Climate change and volatile food prices make the world's poorest ever more vulnerable to hunger. That's why social protection mechanisms and resilience strategies are increasingly important, says WFP Executive Ertharin Cousin, outlining some of the ways WFP is working with governments and other partners to address this need.
A new combination of "safety net" programmes are needed to address trends like climate change and volatile food prices that threaten to undermine progress made against hunger, said WFP Executive Director Ertharin Cousin at a key meeting on food security in Rome.
Hunger and conflict are more closely related than ever before, she noted in her address to delegates at the 39th Committee on World Food Security. Climate change has led to more frequent and intense natural hazards, such as drought, floods and tropical storms. And high food prices continue to challenge the ability of the poorest populations to provide for themselves.
"In our world, too many still struggle to find their next meal. Social protection and safety net programmes enable the most vulnerable, particularly women and children, to lift themselves out of hunger and poverty," said Cousin. "These programmes provide a cushion that is otherwise unavailable and build resilience against economic and environmental shocks."
The WFP Executive Director pointed to safety net programmes such as nutrition schemes for new mothers and their children and school meals projects as a way to cushion the impact of shocks like natural disasters and wild fluctuations in the price of food.
"Fully 60 per cent of people in developing countries lack safety nets for social protection, rising to as many as 80 per cent in the poorest countries," noted Cousin, who also led a high-led discussion on how those safety nets can boost food security.

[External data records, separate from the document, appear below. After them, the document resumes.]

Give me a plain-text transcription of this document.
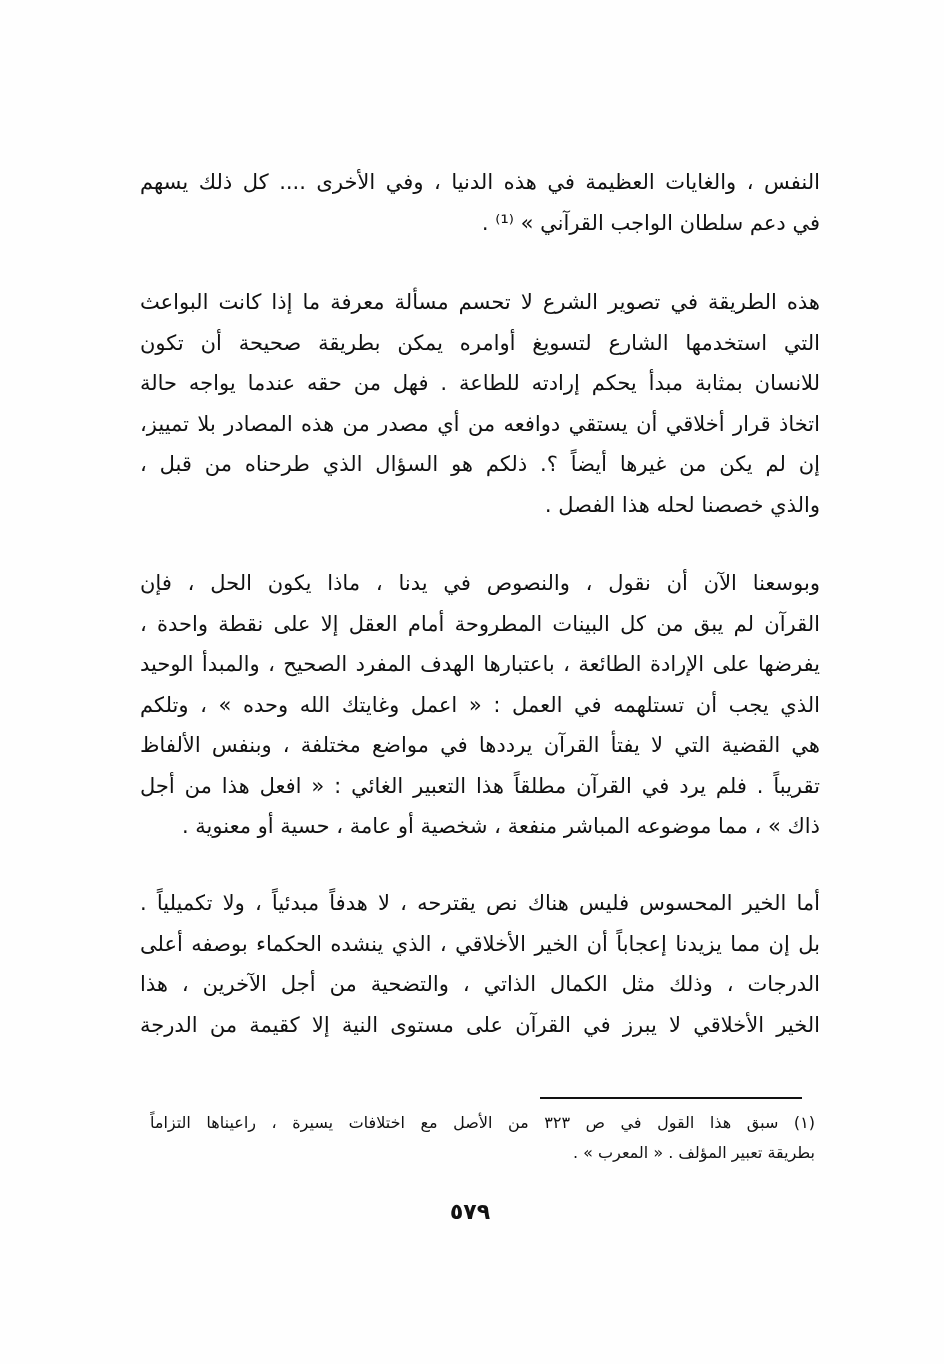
النفس ، والغايات العظيمة في هذه الدنيا ، وفي الأخرى .... كل ذلك يسهم
في دعم سلطان الواجب القرآني » ⁽¹⁾ .
هذه الطريقة في تصوير الشرع لا تحسم مسألة معرفة ما إذا كانت البواعث
التي استخدمها الشارع لتسويغ أوامره يمكن بطريقة صحيحة أن تكون
للانسان بمثابة مبدأ يحكم إرادته للطاعة . فهل من حقه عندما يواجه حالة
اتخاذ قرار أخلاقي أن يستقي دوافعه من أي مصدر من هذه المصادر بلا تمييز،
إن لم يكن من غيرها أيضاً ؟. ذلكم هو السؤال الذي طرحناه من قبل ،
والذي خصصنا لحله هذا الفصل .
وبوسعنا الآن أن نقول ، والنصوص في يدنا ، ماذا يكون الحل ، فإن
القرآن لم يبق من كل البينات المطروحة أمام العقل إلا على نقطة واحدة ،
يفرضها على الإرادة الطائعة ، باعتبارها الهدف المفرد الصحيح ، والمبدأ الوحيد
الذي يجب أن تستلهمه في العمل : « اعمل وغايتك الله وحده » ، وتلكم
هي القضية التي لا يفتأ القرآن يرددها في مواضع مختلفة ، وبنفس الألفاظ
تقريباً . فلم يرد في القرآن مطلقاً هذا التعبير الغائي : « افعل هذا من أجل
ذاك » ، مما موضوعه المباشر منفعة ، شخصية أو عامة ، حسية أو معنوية .
أما الخير المحسوس فليس هناك نص يقترحه ، لا هدفاً مبدئياً ، ولا تكميلياً .
بل إن مما يزيدنا إعجاباً أن الخير الأخلاقي ، الذي ينشده الحكماء بوصفه أعلى
الدرجات ، وذلك مثل الكمال الذاتي ، والتضحية من أجل الآخرين ، هذا
الخير الأخلاقي لا يبرز في القرآن على مستوى النية إلا كقيمة من الدرجة
(١) سبق هذا القول في ص ٣٢٣ من الأصل مع اختلافات يسيرة ، راعيناها التزاماً
بطريقة تعبير المؤلف . « المعرب » .
٥٧٩
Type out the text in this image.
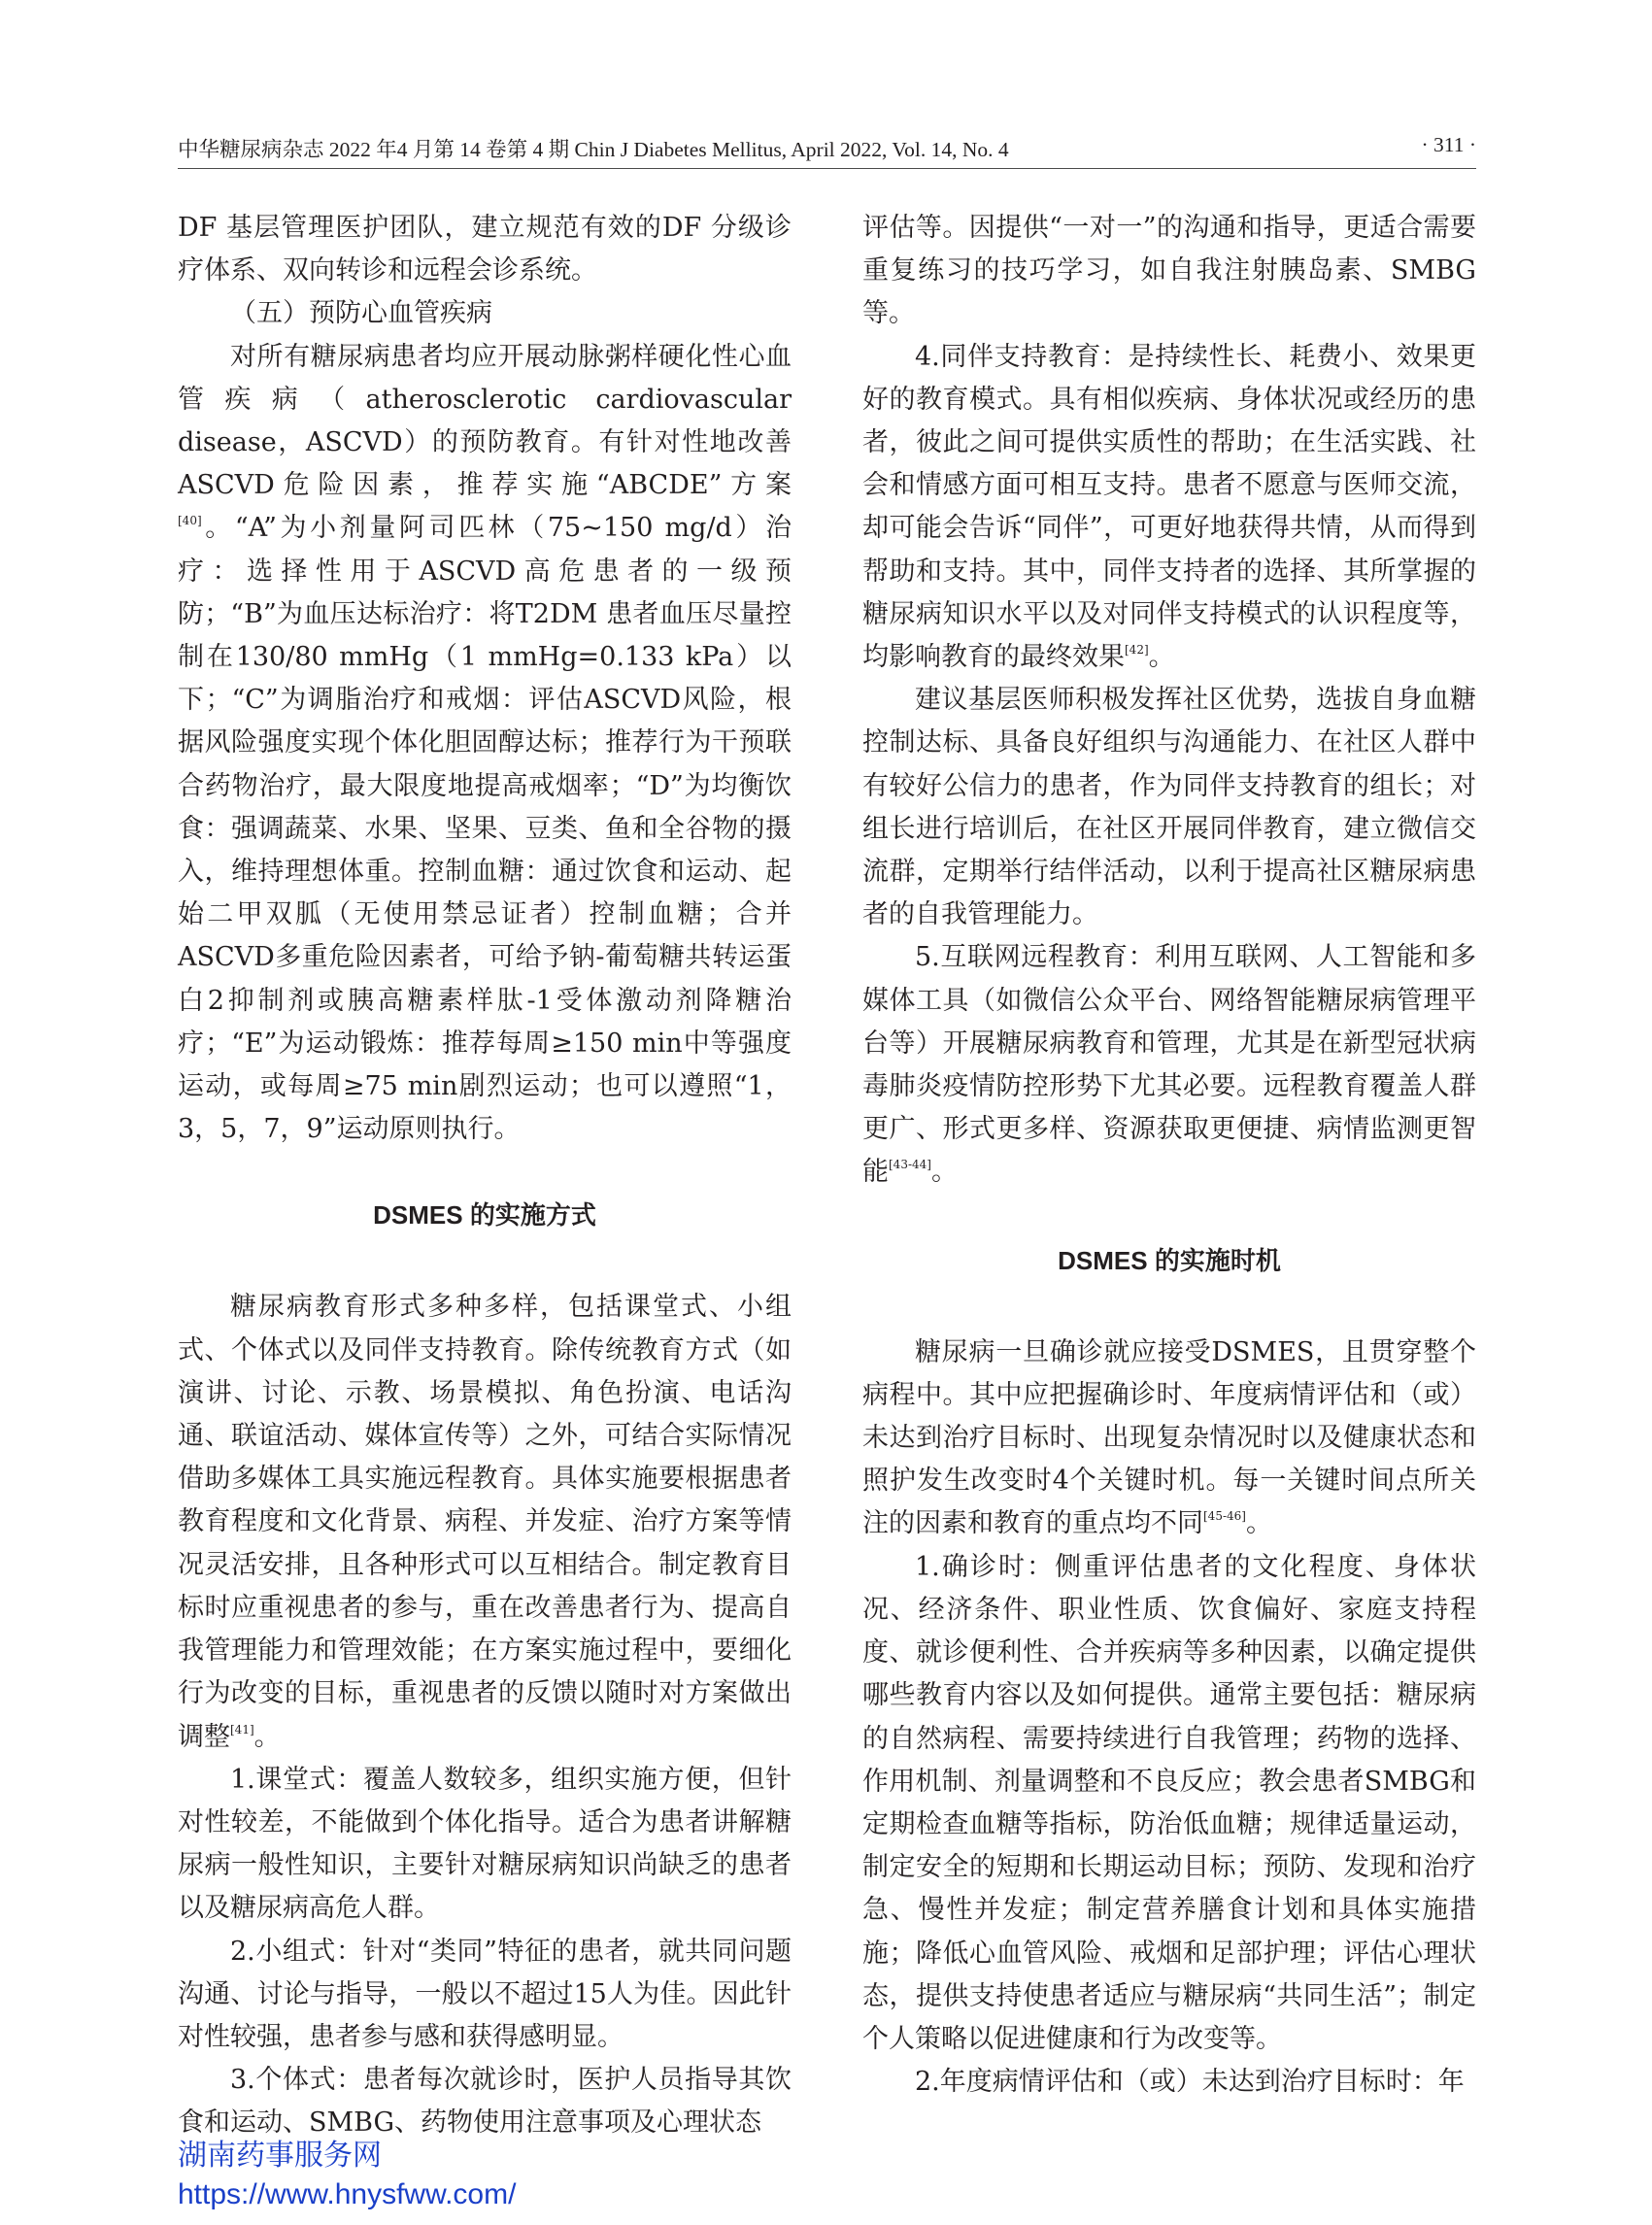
中华糖尿病杂志 2022 年4 月第 14 卷第 4 期 Chin J Diabetes Mellitus, April 2022, Vol. 14, No. 4	· 311 ·

DF 基层管理医护团队，建立规范有效的DF 分级诊疗体系、双向转诊和远程会诊系统。

（五）预防心血管疾病

对所有糖尿病患者均应开展动脉粥样硬化性心血管疾病（atherosclerotic cardiovascular disease，ASCVD）的预防教育。有针对性地改善ASCVD危险因素，推荐实施“ABCDE”方案[40]。“A”为小剂量阿司匹林（75~150 mg/d）治疗：选择性用于ASCVD高危患者的一级预防；“B”为血压达标治疗：将T2DM 患者血压尽量控制在130/80 mmHg（1 mmHg=0.133 kPa）以下；“C”为调脂治疗和戒烟：评估ASCVD风险，根据风险强度实现个体化胆固醇达标；推荐行为干预联合药物治疗，最大限度地提高戒烟率；“D”为均衡饮食：强调蔬菜、水果、坚果、豆类、鱼和全谷物的摄入，维持理想体重。控制血糖：通过饮食和运动、起始二甲双胍（无使用禁忌证者）控制血糖；合并ASCVD多重危险因素者，可给予钠-葡萄糖共转运蛋白2抑制剂或胰高糖素样肽-1受体激动剂降糖治疗；“E”为运动锻炼：推荐每周≥150 min中等强度运动，或每周≥75 min剧烈运动；也可以遵照“1，3，5，7，9”运动原则执行。

DSMES 的实施方式

糖尿病教育形式多种多样，包括课堂式、小组式、个体式以及同伴支持教育。除传统教育方式（如演讲、讨论、示教、场景模拟、角色扮演、电话沟通、联谊活动、媒体宣传等）之外，可结合实际情况借助多媒体工具实施远程教育。具体实施要根据患者教育程度和文化背景、病程、并发症、治疗方案等情况灵活安排，且各种形式可以互相结合。制定教育目标时应重视患者的参与，重在改善患者行为、提高自我管理能力和管理效能；在方案实施过程中，要细化行为改变的目标，重视患者的反馈以随时对方案做出调整[41]。

1.课堂式：覆盖人数较多，组织实施方便，但针对性较差，不能做到个体化指导。适合为患者讲解糖尿病一般性知识，主要针对糖尿病知识尚缺乏的患者以及糖尿病高危人群。

2.小组式：针对“类同”特征的患者，就共同问题沟通、讨论与指导，一般以不超过15人为佳。因此针对性较强，患者参与感和获得感明显。

3.个体式：患者每次就诊时，医护人员指导其饮食和运动、SMBG、药物使用注意事项及心理状态

评估等。因提供“一对一”的沟通和指导，更适合需要重复练习的技巧学习，如自我注射胰岛素、SMBG等。

4.同伴支持教育：是持续性长、耗费小、效果更好的教育模式。具有相似疾病、身体状况或经历的患者，彼此之间可提供实质性的帮助；在生活实践、社会和情感方面可相互支持。患者不愿意与医师交流，却可能会告诉“同伴”，可更好地获得共情，从而得到帮助和支持。其中，同伴支持者的选择、其所掌握的糖尿病知识水平以及对同伴支持模式的认识程度等，均影响教育的最终效果[42]。

建议基层医师积极发挥社区优势，选拔自身血糖控制达标、具备良好组织与沟通能力、在社区人群中有较好公信力的患者，作为同伴支持教育的组长；对组长进行培训后，在社区开展同伴教育，建立微信交流群，定期举行结伴活动，以利于提高社区糖尿病患者的自我管理能力。

5.互联网远程教育：利用互联网、人工智能和多媒体工具（如微信公众平台、网络智能糖尿病管理平台等）开展糖尿病教育和管理，尤其是在新型冠状病毒肺炎疫情防控形势下尤其必要。远程教育覆盖人群更广、形式更多样、资源获取更便捷、病情监测更智能[43-44]。

DSMES 的实施时机

糖尿病一旦确诊就应接受DSMES，且贯穿整个病程中。其中应把握确诊时、年度病情评估和（或）未达到治疗目标时、出现复杂情况时以及健康状态和照护发生改变时4个关键时机。每一关键时间点所关注的因素和教育的重点均不同[45-46]。

1.确诊时：侧重评估患者的文化程度、身体状况、经济条件、职业性质、饮食偏好、家庭支持程度、就诊便利性、合并疾病等多种因素，以确定提供哪些教育内容以及如何提供。通常主要包括：糖尿病的自然病程、需要持续进行自我管理；药物的选择、作用机制、剂量调整和不良反应；教会患者SMBG和定期检查血糖等指标，防治低血糖；规律适量运动，制定安全的短期和长期运动目标；预防、发现和治疗急、慢性并发症；制定营养膳食计划和具体实施措施；降低心血管风险、戒烟和足部护理；评估心理状态，提供支持使患者适应与糖尿病“共同生活”；制定个人策略以促进健康和行为改变等。

2.年度病情评估和（或）未达到治疗目标时：年

湖南药事服务网
https://www.hnysfww.com/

Here are a few examples of how safety nets fight hunger:
In the world's newest country, daily school meals and take-home rations have encouraged more girls to come to and stay in school. Studies show that educated women are more likely to earn more and have healthier families and less likely to be forced into marriage at a very young age. Find out more.
In the wake of three major droughts in under a decade, child nutrition is a key concern in the Sahel region of West AFrica. To ensure that children grow up healthy and reach their full potential, WFP nutritions have designed special nutrition programmes focusing on the crucial first 1,000 days of life. Find out more.
Syria refugees in Lebanon and Turkey are receiving vouchers that they can redeem in local shops for food. This gives them greater freedom in choosing the foods that they want, such as fresh vegetables that aren't a part of WFP food rations.